Piketty’s thesis Capital in the twenty-first century is the most-talked of tome on inequality since a similarly-named book by that German guy in the 1800s. It was hailed by The Economist as “bigger than Marx” and dismissed by the Wall Street Journal as “medieval”.
Since publishing the unexpected Amazon bestseller in March, the French economist has been feted by such influential bodies as the US Economic Policy Institute and the White House Council of Economic Advisors, as well as being reviewed in top newspapers.
The Piketty Phenomenon: New Zealand perspectives brings the debate to New Zealand, with independent assessments of Piketty’s findings. Contributors include economists Geoff Bertram, Donal Curtin, Prue Hyman and Brian Easton, journalists Bernard Hickey and Max Rashbrooke, and Cornell University PhD student Hautahi Kingi.
“Piketty’s book is a bombshell, promising a Kuhnian scientific revolution:” Geoff Bertram
“Thomas Piketty forces us to view the economy in a different way.

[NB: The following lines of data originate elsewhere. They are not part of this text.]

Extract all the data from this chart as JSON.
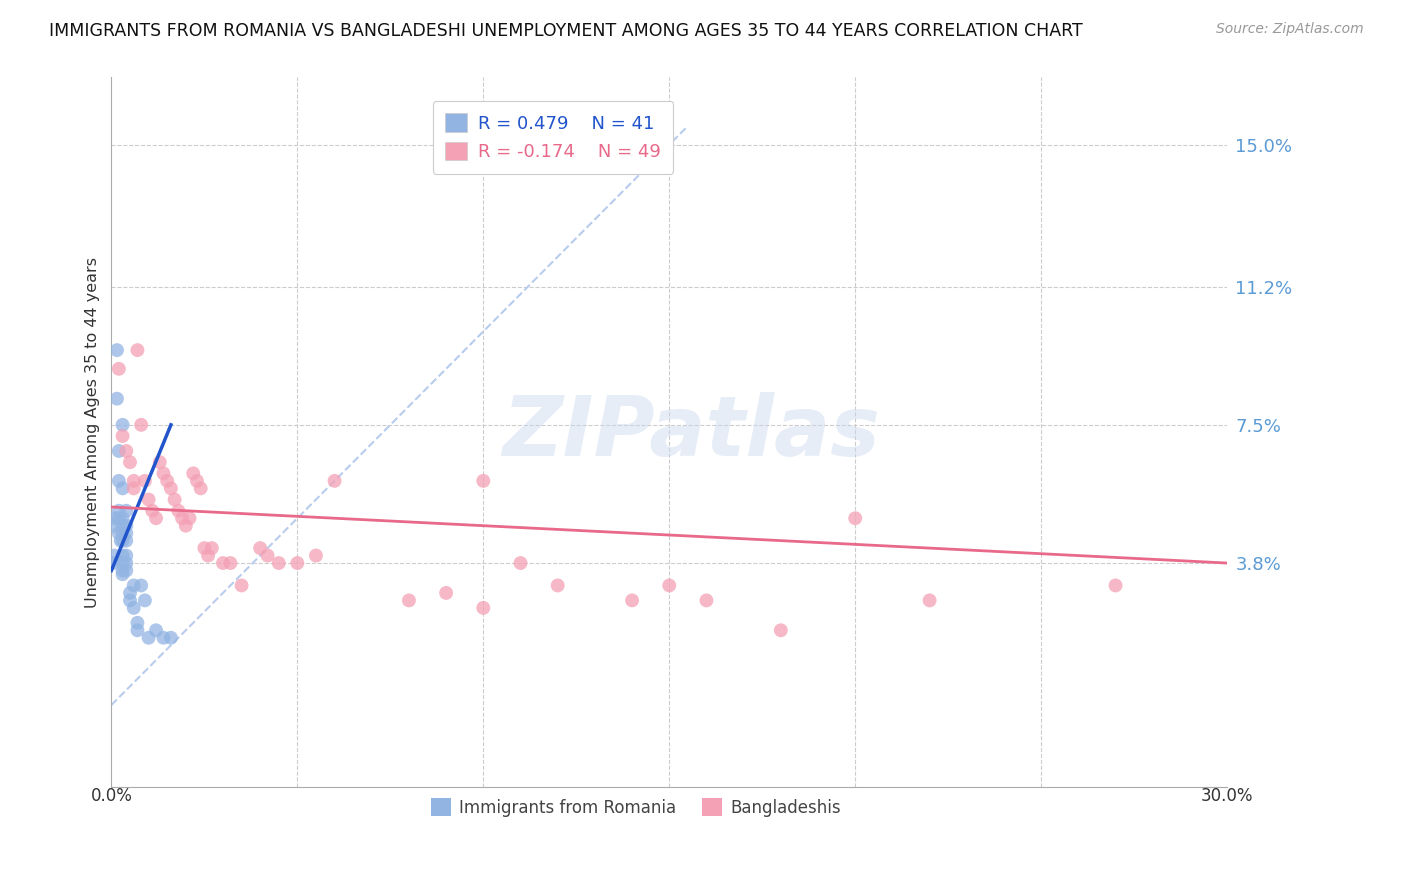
{
  "title": "IMMIGRANTS FROM ROMANIA VS BANGLADESHI UNEMPLOYMENT AMONG AGES 35 TO 44 YEARS CORRELATION CHART",
  "source": "Source: ZipAtlas.com",
  "ylabel": "Unemployment Among Ages 35 to 44 years",
  "legend_romania": "Immigrants from Romania",
  "legend_bangladeshi": "Bangladeshis",
  "legend_r_romania": "R = 0.479",
  "legend_n_romania": "N = 41",
  "legend_r_bangladeshi": "R = -0.174",
  "legend_n_bangladeshi": "N = 49",
  "ytick_labels": [
    "3.8%",
    "7.5%",
    "11.2%",
    "15.0%"
  ],
  "ytick_values": [
    0.038,
    0.075,
    0.112,
    0.15
  ],
  "xlim": [
    0.0,
    0.3
  ],
  "ylim": [
    -0.022,
    0.168
  ],
  "romania_color": "#92b4e3",
  "bangladeshi_color": "#f4a0b5",
  "romania_line_color": "#2255cc",
  "bangladeshi_line_color": "#e8698a",
  "dashed_line_color": "#b8ccee",
  "watermark_text": "ZIPatlas",
  "romania_scatter": [
    [
      0.0005,
      0.038
    ],
    [
      0.0008,
      0.04
    ],
    [
      0.001,
      0.05
    ],
    [
      0.001,
      0.048
    ],
    [
      0.0015,
      0.095
    ],
    [
      0.0015,
      0.082
    ],
    [
      0.002,
      0.068
    ],
    [
      0.002,
      0.06
    ],
    [
      0.002,
      0.052
    ],
    [
      0.002,
      0.05
    ],
    [
      0.002,
      0.046
    ],
    [
      0.0025,
      0.044
    ],
    [
      0.003,
      0.075
    ],
    [
      0.003,
      0.058
    ],
    [
      0.003,
      0.05
    ],
    [
      0.003,
      0.048
    ],
    [
      0.003,
      0.046
    ],
    [
      0.003,
      0.044
    ],
    [
      0.003,
      0.04
    ],
    [
      0.003,
      0.038
    ],
    [
      0.003,
      0.036
    ],
    [
      0.003,
      0.035
    ],
    [
      0.004,
      0.052
    ],
    [
      0.004,
      0.048
    ],
    [
      0.004,
      0.046
    ],
    [
      0.004,
      0.044
    ],
    [
      0.004,
      0.04
    ],
    [
      0.004,
      0.038
    ],
    [
      0.004,
      0.036
    ],
    [
      0.005,
      0.03
    ],
    [
      0.005,
      0.028
    ],
    [
      0.006,
      0.032
    ],
    [
      0.006,
      0.026
    ],
    [
      0.007,
      0.022
    ],
    [
      0.007,
      0.02
    ],
    [
      0.008,
      0.032
    ],
    [
      0.009,
      0.028
    ],
    [
      0.01,
      0.018
    ],
    [
      0.012,
      0.02
    ],
    [
      0.014,
      0.018
    ],
    [
      0.016,
      0.018
    ]
  ],
  "bangladeshi_scatter": [
    [
      0.002,
      0.09
    ],
    [
      0.003,
      0.072
    ],
    [
      0.004,
      0.068
    ],
    [
      0.005,
      0.065
    ],
    [
      0.006,
      0.06
    ],
    [
      0.006,
      0.058
    ],
    [
      0.007,
      0.095
    ],
    [
      0.008,
      0.075
    ],
    [
      0.009,
      0.06
    ],
    [
      0.01,
      0.055
    ],
    [
      0.011,
      0.052
    ],
    [
      0.012,
      0.05
    ],
    [
      0.013,
      0.065
    ],
    [
      0.014,
      0.062
    ],
    [
      0.015,
      0.06
    ],
    [
      0.016,
      0.058
    ],
    [
      0.017,
      0.055
    ],
    [
      0.018,
      0.052
    ],
    [
      0.019,
      0.05
    ],
    [
      0.02,
      0.048
    ],
    [
      0.021,
      0.05
    ],
    [
      0.022,
      0.062
    ],
    [
      0.023,
      0.06
    ],
    [
      0.024,
      0.058
    ],
    [
      0.025,
      0.042
    ],
    [
      0.026,
      0.04
    ],
    [
      0.027,
      0.042
    ],
    [
      0.03,
      0.038
    ],
    [
      0.032,
      0.038
    ],
    [
      0.035,
      0.032
    ],
    [
      0.04,
      0.042
    ],
    [
      0.042,
      0.04
    ],
    [
      0.045,
      0.038
    ],
    [
      0.05,
      0.038
    ],
    [
      0.055,
      0.04
    ],
    [
      0.06,
      0.06
    ],
    [
      0.08,
      0.028
    ],
    [
      0.09,
      0.03
    ],
    [
      0.1,
      0.06
    ],
    [
      0.1,
      0.026
    ],
    [
      0.11,
      0.038
    ],
    [
      0.12,
      0.032
    ],
    [
      0.14,
      0.028
    ],
    [
      0.15,
      0.032
    ],
    [
      0.16,
      0.028
    ],
    [
      0.18,
      0.02
    ],
    [
      0.2,
      0.05
    ],
    [
      0.22,
      0.028
    ],
    [
      0.27,
      0.032
    ]
  ],
  "romania_line": [
    [
      0.0,
      0.036
    ],
    [
      0.016,
      0.075
    ]
  ],
  "bangladeshi_line": [
    [
      0.0,
      0.053
    ],
    [
      0.3,
      0.038
    ]
  ],
  "dashed_line": [
    [
      0.0,
      0.0
    ],
    [
      0.155,
      0.155
    ]
  ]
}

At the same time, he offers New Zealand a new opportunity to
lead the world in our response:” Hautahi Kingi
“Piketty’s achievement has been to put wealth front and centre, in the spotlight. It is not now likely to vanish back into the shadows:” Max Rashbrooke
The Piketty Phenomenon: New Zealand perspectives is being launched on Thursday (October 23) with a panel discussion at the Royal Society in Wellington.